With the markets off to one of the worst starts to a year ever it’s got advisors in damage-control mode as clients freak out over market volatility and it’s in these dark days that you all earn the fees you charge

One week into 2016 and the TSX is already down more than 5% year-to-date and that’s got financial media trotting out the usual articles about investors coping with market volatility.

While understandable, words in a newspaper aren’t going to prevent investors from making poor decisions and selling at precisely the wrong time, turning a short-term paper loss into a permanent real one.

This is an advisor’s Super Bowl.

It’s precisely these types of events why your client hired you in the first place. Forget about your value as an asset allocation or portfolio construction expert, your real value to clients is your ability to reassure them that you’ve been through this many times in your career and your clients always lived to fight another day with portfolios intact ready to grow anew.

By now many advisors have either been in contact with clients via email or over the phone to explain exactly what they’re doing to handle the latest “crisis” for their clients.
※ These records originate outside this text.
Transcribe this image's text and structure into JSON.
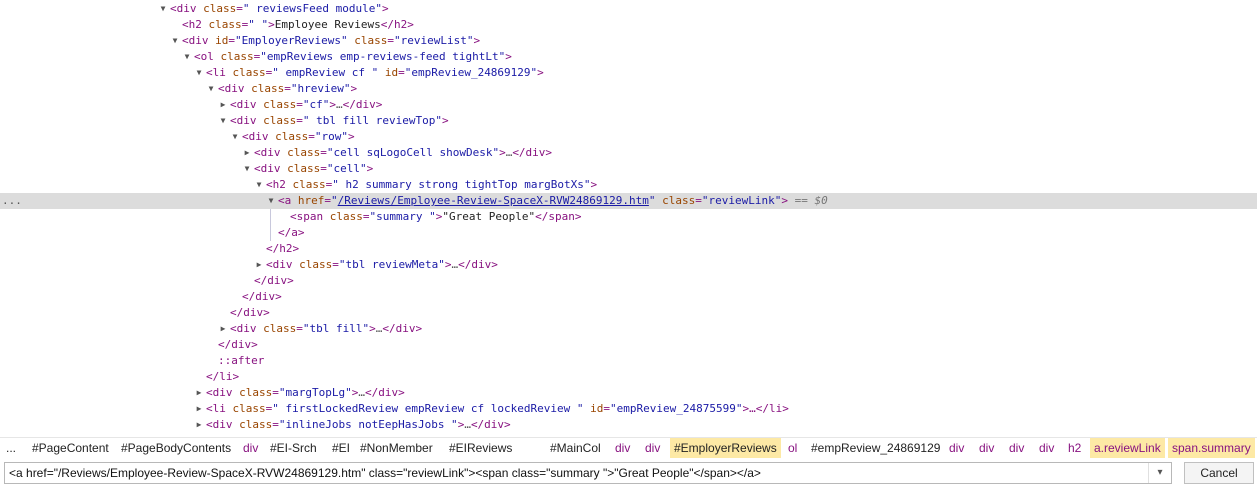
{
  "dom": {
    "n0": {
      "tag": "div",
      "attr": "class",
      "val": "\" reviewsFeed module\""
    },
    "n1": {
      "open": "<h2 ",
      "attr": "class",
      "val": "\" \"",
      "text": "Employee Reviews",
      "close": "</h2>"
    },
    "n2": {
      "open": "<div ",
      "attr1": "id",
      "val1": "\"EmployerReviews\"",
      "attr2": "class",
      "val2": "\"reviewList\"",
      "close": ">"
    },
    "n3": {
      "tag": "ol",
      "attr": "class",
      "val": "\"empReviews emp-reviews-feed tightLt\""
    },
    "n4": {
      "open": "<li ",
      "attr1": "class",
      "val1": "\" empReview cf \"",
      "attr2": "id",
      "val2": "\"empReview_24869129\"",
      "close": ">"
    },
    "n5": {
      "tag": "div",
      "attr": "class",
      "val": "\"hreview\""
    },
    "n6": {
      "tag": "div",
      "attr": "class",
      "val": "\"cf\"",
      "ellipsis": "…",
      "close": "</div>"
    },
    "n7": {
      "tag": "div",
      "attr": "class",
      "val": "\" tbl fill reviewTop\""
    },
    "n8": {
      "tag": "div",
      "attr": "class",
      "val": "\"row\""
    },
    "n9": {
      "tag": "div",
      "attr": "class",
      "val": "\"cell sqLogoCell showDesk\"",
      "ellipsis": "…",
      "close": "</div>"
    },
    "n10": {
      "tag": "div",
      "attr": "class",
      "val": "\"cell\""
    },
    "n11": {
      "tag": "h2",
      "attr": "class",
      "val": "\" h2 summary strong tightTop margBotXs\""
    },
    "n12": {
      "open": "<a ",
      "attr1": "href",
      "href": "/Reviews/Employee-Review-SpaceX-RVW24869129.htm",
      "attr2": "class",
      "val2": "\"reviewLink\"",
      "close": ">",
      "eq0": "== $0"
    },
    "n13": {
      "open": "<span ",
      "attr": "class",
      "val": "\"summary \"",
      "text": "\"Great People\"",
      "close": "</span>"
    },
    "n14": "</a>",
    "n15": "</h2>",
    "n16": {
      "tag": "div",
      "attr": "class",
      "val": "\"tbl reviewMeta\"",
      "ellipsis": "…",
      "close": "</div>"
    },
    "n17": "</div>",
    "n18": "</div>",
    "n19": "</div>",
    "n20": {
      "tag": "div",
      "attr": "class",
      "val": "\"tbl fill\"",
      "ellipsis": "…",
      "close": "</div>"
    },
    "n21": "</div>",
    "n22": "::after",
    "n23": "</li>",
    "n24": {
      "tag": "div",
      "attr": "class",
      "val": "\"margTopLg\"",
      "ellipsis": "…",
      "close": "</div>"
    },
    "n25": {
      "open": "<li ",
      "attr1": "class",
      "val1": "\" firstLockedReview empReview cf lockedReview \"",
      "attr2": "id",
      "val2": "\"empReview_24875599\"",
      "close": ">…</li>"
    },
    "n26": {
      "tag": "div",
      "attr": "class",
      "val": "\"inlineJobs notEepHasJobs \"",
      "ellipsis": "…",
      "close": "</div>"
    }
  },
  "sel_dots": "...",
  "breadcrumbs": {
    "more": "...",
    "items": [
      "#PageContent",
      "#PageBodyContents",
      "div",
      "#EI-Srch",
      "#EI",
      "#NonMember",
      "#EIReviews",
      "#MainCol",
      "div",
      "div",
      "#EmployerReviews",
      "ol",
      "#empReview_24869129",
      "div",
      "div",
      "div",
      "div",
      "h2",
      "a.reviewLink",
      "span.summary"
    ]
  },
  "editor": {
    "value": "<a href=\"/Reviews/Employee-Review-SpaceX-RVW24869129.htm\" class=\"reviewLink\"><span class=\"summary \">\"Great People\"</span></a>",
    "dropdown_icon": "chevron-down-icon",
    "cancel_label": "Cancel"
  }
}
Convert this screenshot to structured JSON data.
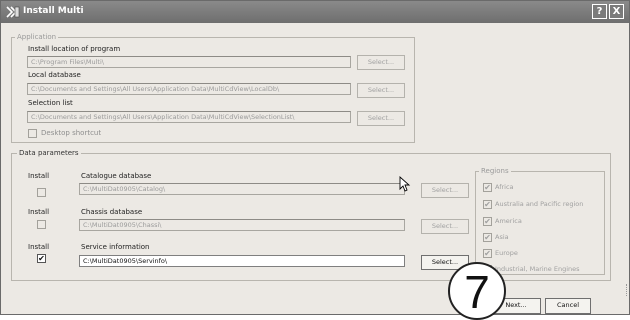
{
  "window": {
    "title": "Install Multi",
    "help_glyph": "?",
    "close_glyph": "X"
  },
  "application": {
    "legend": "Application",
    "install_location_label": "Install location of program",
    "install_location_value": "C:\\Program Files\\Multi\\",
    "local_db_label": "Local database",
    "local_db_value": "C:\\Documents and Settings\\All Users\\Application Data\\MultiCdView\\LocalDb\\",
    "selection_list_label": "Selection list",
    "selection_list_value": "C:\\Documents and Settings\\All Users\\Application Data\\MultiCdView\\SelectionList\\",
    "desktop_shortcut_label": "Desktop shortcut",
    "select_label": "Select..."
  },
  "data_parameters": {
    "legend": "Data parameters",
    "install_label": "Install",
    "select_label": "Select...",
    "rows": [
      {
        "name": "Catalogue database",
        "path": "C:\\MultiDat0905\\Catalog\\",
        "checked": false
      },
      {
        "name": "Chassis database",
        "path": "C:\\MultiDat0905\\Chassi\\",
        "checked": false
      },
      {
        "name": "Service information",
        "path": "C:\\MultiDat0905\\Servinfo\\",
        "checked": true,
        "check_glyph": "✔"
      }
    ]
  },
  "regions": {
    "legend": "Regions",
    "check_glyph": "✔",
    "items": [
      "Africa",
      "Australia and Pacific region",
      "America",
      "Asia",
      "Europe",
      "Industrial, Marine Engines"
    ]
  },
  "footer": {
    "next_label": "Next...",
    "cancel_label": "Cancel"
  },
  "callout": {
    "number": "7"
  },
  "colors": {
    "title_bar": "#7a7a7a",
    "dialog_bg": "#ece9e4",
    "disabled_text": "#a0a0a0"
  },
  "icons": [
    "install-app-icon",
    "help-icon",
    "close-icon",
    "mouse-cursor-icon",
    "checkmark-icon"
  ]
}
For most of you it’s simply to stay the course but the client must buy in too.

“This week’s reality however, has us in the midst of a nasty start to 2016,” wrote one Ontario advisor to his clients in an email to clients. “I hope that weeks from now I can say that we got the worst of the year over with quickly and things look great, but China's currency devaluation efforts have sent a shockwave through all markets, impacting oil and all commodities and causing panic selling around the world.”
 
This was part of an email that let clients know that annual statements had gone out and their portfolios had outperformed the various market indices; and even better they were ideally positioned with significant cash positions to take advantage of panic selling when it becomes clear the markets had stabilized.
 
The advisor was honest that things weren’t looking good but also explained how they planned to deal with the current volatility.
 
“I was asked today when the market was going to bottom and I'd be misleading you if I said I knew; but I do know that reacting to world events is not a good idea,” wrote the advisor to clients. “My counsel has kept most of you in large percentages of cash (particularly US cash) since last summer’s Greek and then Chinese challenges.”
 
The advisor followed with a simple pledge to clients about the future.
“It’s in times like this that we don’t want to follow the crowd in selling; we want to go against the crowd and buy and that is why I’ve had many of you with cash,” wrote the advisor. “My advice is to remain patient and we will pick our moment to buy. I'm not saying tomorrow is the day, but I'll be speaking to you all very soon.”
 
Stay the course.
 
Three words worth their weight in gold.